Support spec v1.11.0: OpenTelemetry OTLP tracing configuration #3187

@lpcox

Description

@lpcox

Context

gh-aw#24602 was merged, extending the MCP Gateway Specification from v1.10.0 to v1.11.0. It adds an optional opentelemetry configuration object to the gateway config section. When configured, the gateway must emit distributed tracing spans for each MCP tool invocation using OTLP/HTTP.

Related: #3177 — our existing feature issue for OTLP tracing (architecture analysis + solution proposal). This issue focuses specifically on spec compliance with v1.11.0.

What the spec requires (§4.1.3.6)

Config schema (opentelemetry object in gateway)

Field Type Required Description
endpoint string Yes OTLP/HTTP collector URL. MUST be HTTPS. Supports ${VAR} expansion.
headers object No HTTP headers for export requests (e.g., auth tokens). Values support ${VAR}.
traceId string No Parent trace ID (32-char lowercase hex, W3C format). Supports ${VAR}.
spanId string No Parent span ID (16-char lowercase hex, W3C format). Ignored without traceId. Supports ${VAR}.
serviceName string No service.name resource attribute. Default: "mcp-gateway".

Required tracing behavior

When opentelemetry is configured, the gateway MUST:

  1. Create a root span for the gateway process lifetime with service.name set to serviceName
  2. Create a child span per MCP tool invocation with attributes:
    • mcp.server — server name from config
    • mcp.method — JSON-RPC method (e.g., tools/call)
    • mcp.tool — tool name
    • http.status_code — HTTP status of proxied response
  3. Record accurate start/end timestamps
  4. Export via OTLP/HTTP to the configured endpoint
  5. Apply configured headers to every export request
  6. Propagate W3C traceparent when traceId/spanId provided

Failure handling

  • Gateway MUST NOT fail to start if collector is unreachable
  • Export failures SHOULD be logged as warnings, MUST NOT affect MCP processing
  • SHOULD implement exponential backoff retry

Validation rules

  • endpoint required when opentelemetry present
  • endpoint MUST be HTTPS
  • traceId must be 32-char lowercase hex (or ${VAR})
  • spanId must be 16-char lowercase hex (or ${VAR})
  • spanId without traceId → log warning, ignore

Gap analysis: current gateway vs spec

Existing TracingConfig (from recent work)
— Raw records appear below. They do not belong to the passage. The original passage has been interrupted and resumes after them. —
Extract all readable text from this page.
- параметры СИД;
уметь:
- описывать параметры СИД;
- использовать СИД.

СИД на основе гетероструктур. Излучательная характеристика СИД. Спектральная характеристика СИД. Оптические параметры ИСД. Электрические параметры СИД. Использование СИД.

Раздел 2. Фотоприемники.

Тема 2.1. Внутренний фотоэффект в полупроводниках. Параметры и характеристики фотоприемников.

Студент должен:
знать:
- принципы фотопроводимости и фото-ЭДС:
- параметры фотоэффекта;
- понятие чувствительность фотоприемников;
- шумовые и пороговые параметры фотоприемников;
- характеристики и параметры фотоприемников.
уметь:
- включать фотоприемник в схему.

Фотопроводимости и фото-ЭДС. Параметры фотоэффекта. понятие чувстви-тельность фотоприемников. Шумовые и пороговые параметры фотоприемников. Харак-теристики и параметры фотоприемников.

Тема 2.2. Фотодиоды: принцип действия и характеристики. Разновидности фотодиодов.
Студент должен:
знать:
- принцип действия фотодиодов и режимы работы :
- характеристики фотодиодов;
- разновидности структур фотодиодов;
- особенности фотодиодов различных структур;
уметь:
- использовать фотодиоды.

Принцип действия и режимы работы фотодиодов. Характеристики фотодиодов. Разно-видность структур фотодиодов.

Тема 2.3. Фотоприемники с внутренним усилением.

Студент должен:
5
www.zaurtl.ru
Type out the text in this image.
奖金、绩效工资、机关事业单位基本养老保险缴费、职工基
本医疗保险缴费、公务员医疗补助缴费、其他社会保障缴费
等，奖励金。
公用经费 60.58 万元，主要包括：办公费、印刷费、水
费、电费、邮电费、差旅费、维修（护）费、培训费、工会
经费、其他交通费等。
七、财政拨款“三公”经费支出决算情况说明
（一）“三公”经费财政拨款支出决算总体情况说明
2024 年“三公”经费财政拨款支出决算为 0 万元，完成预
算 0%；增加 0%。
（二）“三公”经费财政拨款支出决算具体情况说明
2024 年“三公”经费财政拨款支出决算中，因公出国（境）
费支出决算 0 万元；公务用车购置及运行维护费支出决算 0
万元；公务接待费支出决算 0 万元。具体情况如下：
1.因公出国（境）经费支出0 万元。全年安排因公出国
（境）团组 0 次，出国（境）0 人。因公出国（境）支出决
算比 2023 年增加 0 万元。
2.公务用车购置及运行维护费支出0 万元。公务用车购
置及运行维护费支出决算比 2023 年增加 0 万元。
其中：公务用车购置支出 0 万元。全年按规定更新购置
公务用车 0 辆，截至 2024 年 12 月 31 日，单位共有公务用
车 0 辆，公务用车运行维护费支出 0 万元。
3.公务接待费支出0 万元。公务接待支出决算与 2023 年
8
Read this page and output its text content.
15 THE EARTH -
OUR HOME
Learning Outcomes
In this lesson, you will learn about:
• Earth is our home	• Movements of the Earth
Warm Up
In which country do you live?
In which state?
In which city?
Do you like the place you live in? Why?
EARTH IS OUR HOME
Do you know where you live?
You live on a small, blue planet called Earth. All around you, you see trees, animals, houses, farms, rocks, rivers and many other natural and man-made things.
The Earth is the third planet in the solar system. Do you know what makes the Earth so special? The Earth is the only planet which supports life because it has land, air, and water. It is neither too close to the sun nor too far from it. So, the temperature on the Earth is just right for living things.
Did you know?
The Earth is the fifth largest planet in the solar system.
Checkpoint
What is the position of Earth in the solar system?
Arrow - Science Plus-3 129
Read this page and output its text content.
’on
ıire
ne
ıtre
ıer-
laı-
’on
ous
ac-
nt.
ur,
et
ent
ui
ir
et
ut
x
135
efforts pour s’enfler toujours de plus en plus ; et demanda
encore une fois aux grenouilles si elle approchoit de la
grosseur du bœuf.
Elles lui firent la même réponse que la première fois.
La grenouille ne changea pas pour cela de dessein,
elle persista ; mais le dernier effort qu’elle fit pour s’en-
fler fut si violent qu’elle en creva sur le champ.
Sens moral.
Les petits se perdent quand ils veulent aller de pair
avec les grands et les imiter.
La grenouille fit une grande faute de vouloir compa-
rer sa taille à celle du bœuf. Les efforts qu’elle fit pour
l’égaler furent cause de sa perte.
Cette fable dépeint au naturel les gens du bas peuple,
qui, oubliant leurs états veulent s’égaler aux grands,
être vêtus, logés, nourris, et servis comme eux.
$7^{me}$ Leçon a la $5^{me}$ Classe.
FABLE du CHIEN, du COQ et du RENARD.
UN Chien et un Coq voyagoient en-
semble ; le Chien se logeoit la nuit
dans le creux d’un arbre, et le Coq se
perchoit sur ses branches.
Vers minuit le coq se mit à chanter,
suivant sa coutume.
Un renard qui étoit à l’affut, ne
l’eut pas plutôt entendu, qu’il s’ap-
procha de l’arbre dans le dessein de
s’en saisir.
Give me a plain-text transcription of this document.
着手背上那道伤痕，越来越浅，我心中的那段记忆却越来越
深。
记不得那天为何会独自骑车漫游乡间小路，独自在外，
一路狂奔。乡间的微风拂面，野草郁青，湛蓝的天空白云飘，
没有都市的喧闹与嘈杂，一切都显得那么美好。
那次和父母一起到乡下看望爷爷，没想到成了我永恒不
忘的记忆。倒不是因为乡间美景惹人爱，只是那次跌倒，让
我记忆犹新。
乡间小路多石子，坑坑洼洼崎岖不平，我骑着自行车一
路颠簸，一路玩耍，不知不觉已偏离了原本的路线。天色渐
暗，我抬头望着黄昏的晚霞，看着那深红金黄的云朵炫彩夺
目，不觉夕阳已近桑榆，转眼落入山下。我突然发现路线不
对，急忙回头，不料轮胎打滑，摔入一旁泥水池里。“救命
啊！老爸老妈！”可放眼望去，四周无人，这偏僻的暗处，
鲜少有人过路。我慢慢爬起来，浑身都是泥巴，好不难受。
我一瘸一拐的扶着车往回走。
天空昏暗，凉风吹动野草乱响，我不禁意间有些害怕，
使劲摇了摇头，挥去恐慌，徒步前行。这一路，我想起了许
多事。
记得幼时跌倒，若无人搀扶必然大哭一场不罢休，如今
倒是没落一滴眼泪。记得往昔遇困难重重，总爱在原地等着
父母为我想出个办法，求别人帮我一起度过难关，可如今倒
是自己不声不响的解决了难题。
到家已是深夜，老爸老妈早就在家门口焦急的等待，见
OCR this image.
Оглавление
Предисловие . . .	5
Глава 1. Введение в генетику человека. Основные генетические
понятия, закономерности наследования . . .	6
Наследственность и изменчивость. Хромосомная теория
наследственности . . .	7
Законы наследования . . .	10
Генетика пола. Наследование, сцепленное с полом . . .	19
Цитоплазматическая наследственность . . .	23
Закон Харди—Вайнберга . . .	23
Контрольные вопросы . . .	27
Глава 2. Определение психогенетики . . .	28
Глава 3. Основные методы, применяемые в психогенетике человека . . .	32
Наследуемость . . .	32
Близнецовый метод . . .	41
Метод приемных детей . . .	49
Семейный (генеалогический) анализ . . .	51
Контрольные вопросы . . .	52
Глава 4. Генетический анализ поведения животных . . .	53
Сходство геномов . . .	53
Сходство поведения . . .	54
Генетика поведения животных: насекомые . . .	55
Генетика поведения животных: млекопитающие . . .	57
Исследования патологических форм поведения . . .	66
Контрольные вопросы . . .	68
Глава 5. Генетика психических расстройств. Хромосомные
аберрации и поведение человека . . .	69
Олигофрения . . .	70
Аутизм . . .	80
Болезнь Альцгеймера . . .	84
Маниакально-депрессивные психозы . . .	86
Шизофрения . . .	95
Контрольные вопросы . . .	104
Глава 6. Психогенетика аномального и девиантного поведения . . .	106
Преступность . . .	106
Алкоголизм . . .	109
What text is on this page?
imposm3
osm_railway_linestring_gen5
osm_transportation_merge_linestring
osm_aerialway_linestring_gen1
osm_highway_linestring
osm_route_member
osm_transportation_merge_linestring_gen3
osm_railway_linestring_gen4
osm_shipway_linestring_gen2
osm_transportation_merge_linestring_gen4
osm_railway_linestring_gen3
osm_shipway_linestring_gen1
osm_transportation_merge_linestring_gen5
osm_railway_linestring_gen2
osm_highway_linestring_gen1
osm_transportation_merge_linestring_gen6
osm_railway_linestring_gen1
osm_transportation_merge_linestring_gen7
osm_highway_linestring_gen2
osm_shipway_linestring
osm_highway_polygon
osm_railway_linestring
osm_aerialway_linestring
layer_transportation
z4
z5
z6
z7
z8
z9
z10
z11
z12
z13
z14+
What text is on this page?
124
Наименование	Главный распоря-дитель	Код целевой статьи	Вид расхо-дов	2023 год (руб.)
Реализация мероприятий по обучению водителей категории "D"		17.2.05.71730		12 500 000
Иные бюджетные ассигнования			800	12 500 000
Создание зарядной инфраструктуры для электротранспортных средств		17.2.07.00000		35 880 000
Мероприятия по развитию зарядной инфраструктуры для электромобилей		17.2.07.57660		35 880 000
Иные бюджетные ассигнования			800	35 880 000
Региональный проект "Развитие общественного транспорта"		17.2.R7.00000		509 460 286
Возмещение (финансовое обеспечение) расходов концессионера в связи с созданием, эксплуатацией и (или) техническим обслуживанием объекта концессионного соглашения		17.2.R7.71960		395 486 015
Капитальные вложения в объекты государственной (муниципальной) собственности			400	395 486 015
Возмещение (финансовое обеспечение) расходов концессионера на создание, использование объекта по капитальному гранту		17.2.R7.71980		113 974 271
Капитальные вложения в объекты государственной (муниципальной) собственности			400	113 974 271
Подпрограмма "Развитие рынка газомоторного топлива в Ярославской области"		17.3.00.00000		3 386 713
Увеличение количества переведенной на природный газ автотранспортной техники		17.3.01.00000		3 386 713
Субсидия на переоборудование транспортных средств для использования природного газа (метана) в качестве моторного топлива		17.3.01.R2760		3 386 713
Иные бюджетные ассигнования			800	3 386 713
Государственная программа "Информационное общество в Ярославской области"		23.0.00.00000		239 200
type TracingConfig struct {
    Endpoint    string   `toml:"endpoint" json:"endpoint,omitempty"`
    ServiceName string   `toml:"service_name" json:"service_name,omitempty"`
    SampleRate  *float64 `toml:"sample_rate" json:"sample_rate,omitempty"`
}

What needs to change

Area Current State Required by Spec Work
Config fields endpoint, service_name, sample_rate Add headers, traceId, spanId Add 3 fields to TracingConfig
TOML field name [gateway.tracing] Spec uses opentelemetry Add TOML alias or rename
JSON stdin config Not wired opentelemetry in StdinGatewayConfig Add StdinOpenTelemetryConfig + conversion
Endpoint validation None MUST be HTTPS Add validation in validation.go
traceId/spanId validation N/A 32/16-char hex regex Add validation
Variable expansion All fields support ${VAR} via existing expansion Spec requires it Already supported ✅
W3C trace context Not implemented Construct traceparent from traceId+spanId New: build parent context
Headers Not supported Pass to OTLP exporter Thread through exporter config
Root span Not implemented Process-lifetime root span New: create at startup
Tool call spans Not implemented Per-invocation with mcp.* attributes New: instrument callBackendTool()
OTLP export Not implemented OTLP/HTTP to endpoint New: init TracerProvider with OTLP exporter
Failure isolation Not implemented Export errors must not affect MCP Use batch processor + noop fallback
SampleRate In config Not in spec (but harmless) Keep as extension field
Compliance tests None T-OTEL-001 through T-OTEL-010 10 new tests

Proposed implementation plan

1. Config alignment (~80 lines)

Update TracingConfig to match spec §4.1.3.6:

type TracingConfig struct {
    Endpoint    string            `toml:"endpoint" json:"endpoint,omitempty"`
    Headers     map[string]string `toml:"headers" json:"headers,omitempty"`
    TraceID     string            `toml:"trace_id" json:"traceId,omitempty"`
    SpanID      string            `toml:"span_id" json:"spanId,omitempty"`
    ServiceName string            `toml:"service_name" json:"serviceName,omitempty"`
    SampleRate  *float64          `toml:"sample_rate" json:"sampleRate,omitempty"`
}

Add opentelemetry alias in TOML (the spec uses opentelemetry, our current config uses tracing). Support both for backward compatibility.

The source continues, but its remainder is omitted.